When Goktug Yilmaz, a game developer in Ankara, Turkey, wanted help with his business, he turned to Y Combinator, a prestigious startup accelerator firm in Mountain View, California.
Yilmaz recently completed Y Combinator’s first free online course, called Startup School. He was among 7,000 founders from more than 140 countries who participated.
“You talk, you get feedback,” he said, about why he wanted to be part of Startup School. “Just seeing this process would help us get better on focusing on our goals.”
Y Combinator is known for its competitive twice-yearly program that brings companies to Mountain View, California, for 10 intensive weeks of training and advice. Founders receive mentoring from its alumni network that includes such companies as Airbnb, Dropbox, Reddit and Instacart.
YC arrangement for startups
As part of the arrangement, YC, as it is known, invests $120,000 in each startup for 7 percent of common stock. The program culminates in Demo Day, when participants give their pitches to a room full of potential investors.
Since it was founded in 2005, Y Combinator has worked with more than 4,000 founders.
But just 2 percent of applicants make it into Y Combinator’s program. Yilmaz was one of those who tried but didn’t make it.
Then, Yilmaz heard about Y Combinator’s effort to expand its reach with Startup School. He signed up.
Steven Pham, who helps run Startup School, said the firm wanted to reach entrepreneurs beyond Silicon Valley.
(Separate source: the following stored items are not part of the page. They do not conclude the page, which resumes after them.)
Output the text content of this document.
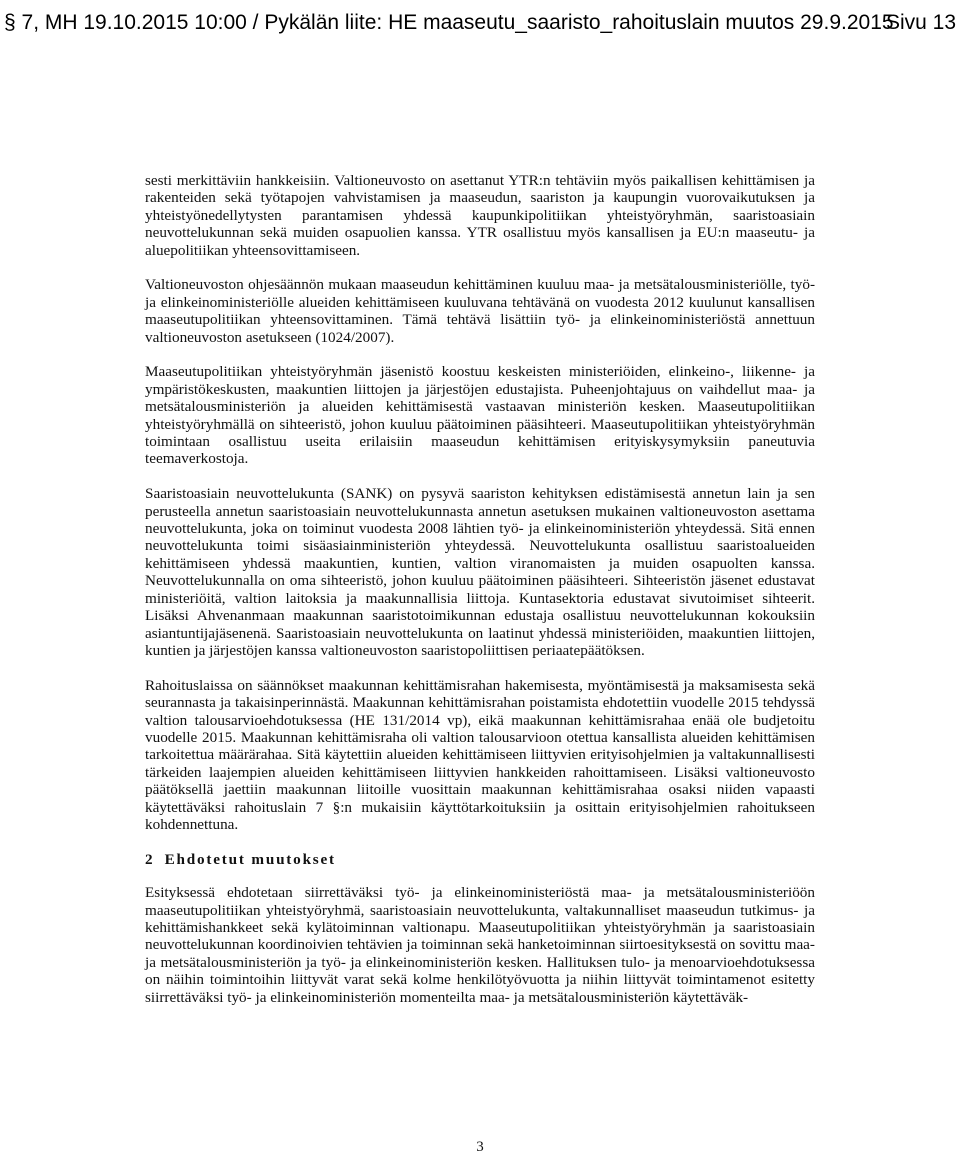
§ 7, MH 19.10.2015 10:00 / Pykälän liite: HE maaseutu_saaristo_rahoituslain muutos 29.9.2015
Sivu 13

sesti merkittäviin hankkeisiin. Valtioneuvosto on asettanut YTR:n tehtäviin myös paikallisen kehittämisen ja rakenteiden sekä työtapojen vahvistamisen ja maaseudun, saariston ja kaupungin vuorovaikutuksen ja yhteistyönedellytysten parantamisen yhdessä kaupunkipolitiikan yhteistyöryhmän, saaristoasiain neuvottelukunnan sekä muiden osapuolien kanssa. YTR osallistuu myös kansallisen ja EU:n maaseutu- ja aluepolitiikan yhteensovittamiseen.

Valtioneuvoston ohjesäännön mukaan maaseudun kehittäminen kuuluu maa- ja metsätalousministeriölle, työ- ja elinkeinoministeriölle alueiden kehittämiseen kuuluvana tehtävänä on vuodesta 2012 kuulunut kansallisen maaseutupolitiikan yhteensovittaminen. Tämä tehtävä lisättiin työ- ja elinkeinoministeriöstä annettuun valtioneuvoston asetukseen (1024/2007).

Maaseutupolitiikan yhteistyöryhmän jäsenistö koostuu keskeisten ministeriöiden, elinkeino-, liikenne- ja ympäristökeskusten, maakuntien liittojen ja järjestöjen edustajista. Puheenjohtajuus on vaihdellut maa- ja metsätalousministeriön ja alueiden kehittämisestä vastaavan ministeriön kesken. Maaseutupolitiikan yhteistyöryhmällä on sihteeristö, johon kuuluu päätoiminen pääsihteeri. Maaseutupolitiikan yhteistyöryhmän toimintaan osallistuu useita erilaisiin maaseudun kehittämisen erityiskysymyksiin paneutuvia teemaverkostoja.

Saaristoasiain neuvottelukunta (SANK) on pysyvä saariston kehityksen edistämisestä annetun lain ja sen perusteella annetun saaristoasiain neuvottelukunnasta annetun asetuksen mukainen valtioneuvoston asettama neuvottelukunta, joka on toiminut vuodesta 2008 lähtien työ- ja elinkeinoministeriön yhteydessä. Sitä ennen neuvottelukunta toimi sisäasiainministeriön yhteydessä. Neuvottelukunta osallistuu saaristoalueiden kehittämiseen yhdessä maakuntien, kuntien, valtion viranomaisten ja muiden osapuolten kanssa. Neuvottelukunnalla on oma sihteeristö, johon kuuluu päätoiminen pääsihteeri. Sihteeristön jäsenet edustavat ministeriöitä, valtion laitoksia ja maakunnallisia liittoja. Kuntasektoria edustavat sivutoimiset sihteerit. Lisäksi Ahvenanmaan maakunnan saaristotoimikunnan edustaja osallistuu neuvottelukunnan kokouksiin asiantuntijajäsenenä. Saaristoasiain neuvottelukunta on laatinut yhdessä ministeriöiden, maakuntien liittojen, kuntien ja järjestöjen kanssa valtioneuvoston saaristopoliittisen periaatepäätöksen.

Rahoituslaissa on säännökset maakunnan kehittämisrahan hakemisesta, myöntämisestä ja maksamisesta sekä seurannasta ja takaisinperinnästä. Maakunnan kehittämisrahan poistamista ehdotettiin vuodelle 2015 tehdyssä valtion talousarvioehdotuksessa (HE 131/2014 vp), eikä maakunnan kehittämisrahaa enää ole budjetoitu vuodelle 2015. Maakunnan kehittämisraha oli valtion talousarvioon otettua kansallista alueiden kehittämisen tarkoitettua määrärahaa. Sitä käytettiin alueiden kehittämiseen liittyvien erityisohjelmien ja valtakunnallisesti tärkeiden laajempien alueiden kehittämiseen liittyvien hankkeiden rahoittamiseen. Lisäksi valtioneuvosto päätöksellä jaettiin maakunnan liitoille vuosittain maakunnan kehittämisrahaa osaksi niiden vapaasti käytettäväksi rahoituslain 7 §:n mukaisiin käyttötarkoituksiin ja osittain erityisohjelmien rahoitukseen kohdennettuna.

2 Ehdotetut muutokset

Esityksessä ehdotetaan siirrettäväksi työ- ja elinkeinoministeriöstä maa- ja metsätalousministeriöön maaseutupolitiikan yhteistyöryhmä, saaristoasiain neuvottelukunta, valtakunnalliset maaseudun tutkimus- ja kehittämishankkeet sekä kylätoiminnan valtionapu. Maaseutupolitiikan yhteistyöryhmän ja saaristoasiain neuvottelukunnan koordinoivien tehtävien ja toiminnan sekä hanketoiminnan siirtoesityksestä on sovittu maa- ja metsätalousministeriön ja työ- ja elinkeinoministeriön kesken. Hallituksen tulo- ja menoarvioehdotuksessa on näihin toimintoihin liittyvät varat sekä kolme henkilötyövuotta ja niihin liittyvät toimintamenot esitetty siirrettäväksi työ- ja elinkeinoministeriön momenteilta maa- ja metsätalousministeriön käytettäväk-

3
“Internet access has been only something people have access to very recently in a lot of these markets,” Pham said. “In a lot of these communities where startups are super, super early, we wanted to get in there and help them learn best practices ... best ways to think about building their product, best ways to think about sales strategies and market.”
The demand for Startup School surprised Y Combinator, Pham said. More than 13,000 companies and nearly 20,000 founders applied. The firm had to limit the first class to 3,000 companies and about 7,000 founders so that it could provide enough alumni advisers.
Ti Zhao, a Y Combinator alumnus, was a mentor to 30 companies during Startup School.
“People kind of have this idea of Silicon Valley as where the startups are at and it’s really cool for me to see so many diverse companies from so many places around the world,” she said.
Online pitches
Startup School culminates with Presentation Day, when entrepreneurs around the world make their pitches online. The aim isn’t necessarily to woo investors but to present a prototype of an idea in a clear and succinct way.
It included pitches from war-torn Syria, where one group is teaching children how to create circuits.
Others applied technology to fields such as transportation, travel and education. SocialEyeze, based in Sudan, is trying to help the blind engage on social media more easily.
“I’ve learned many useful skills, and those skills appeared in the modifications we made on our solution,” Hussam Eldeen Hassan with Socialeyeze said.
In the end, about 56 percent of the first Startup School class, or 1,580 firms, completed the course.
Y Combinator plans to expand the number of companies it can include when it does Startup School again, currently slated for early next year.
“In Startup School, we made a bunch of friends from the online chat,” Yilmaz said. “We are probably going to continue those friendships with other founders.”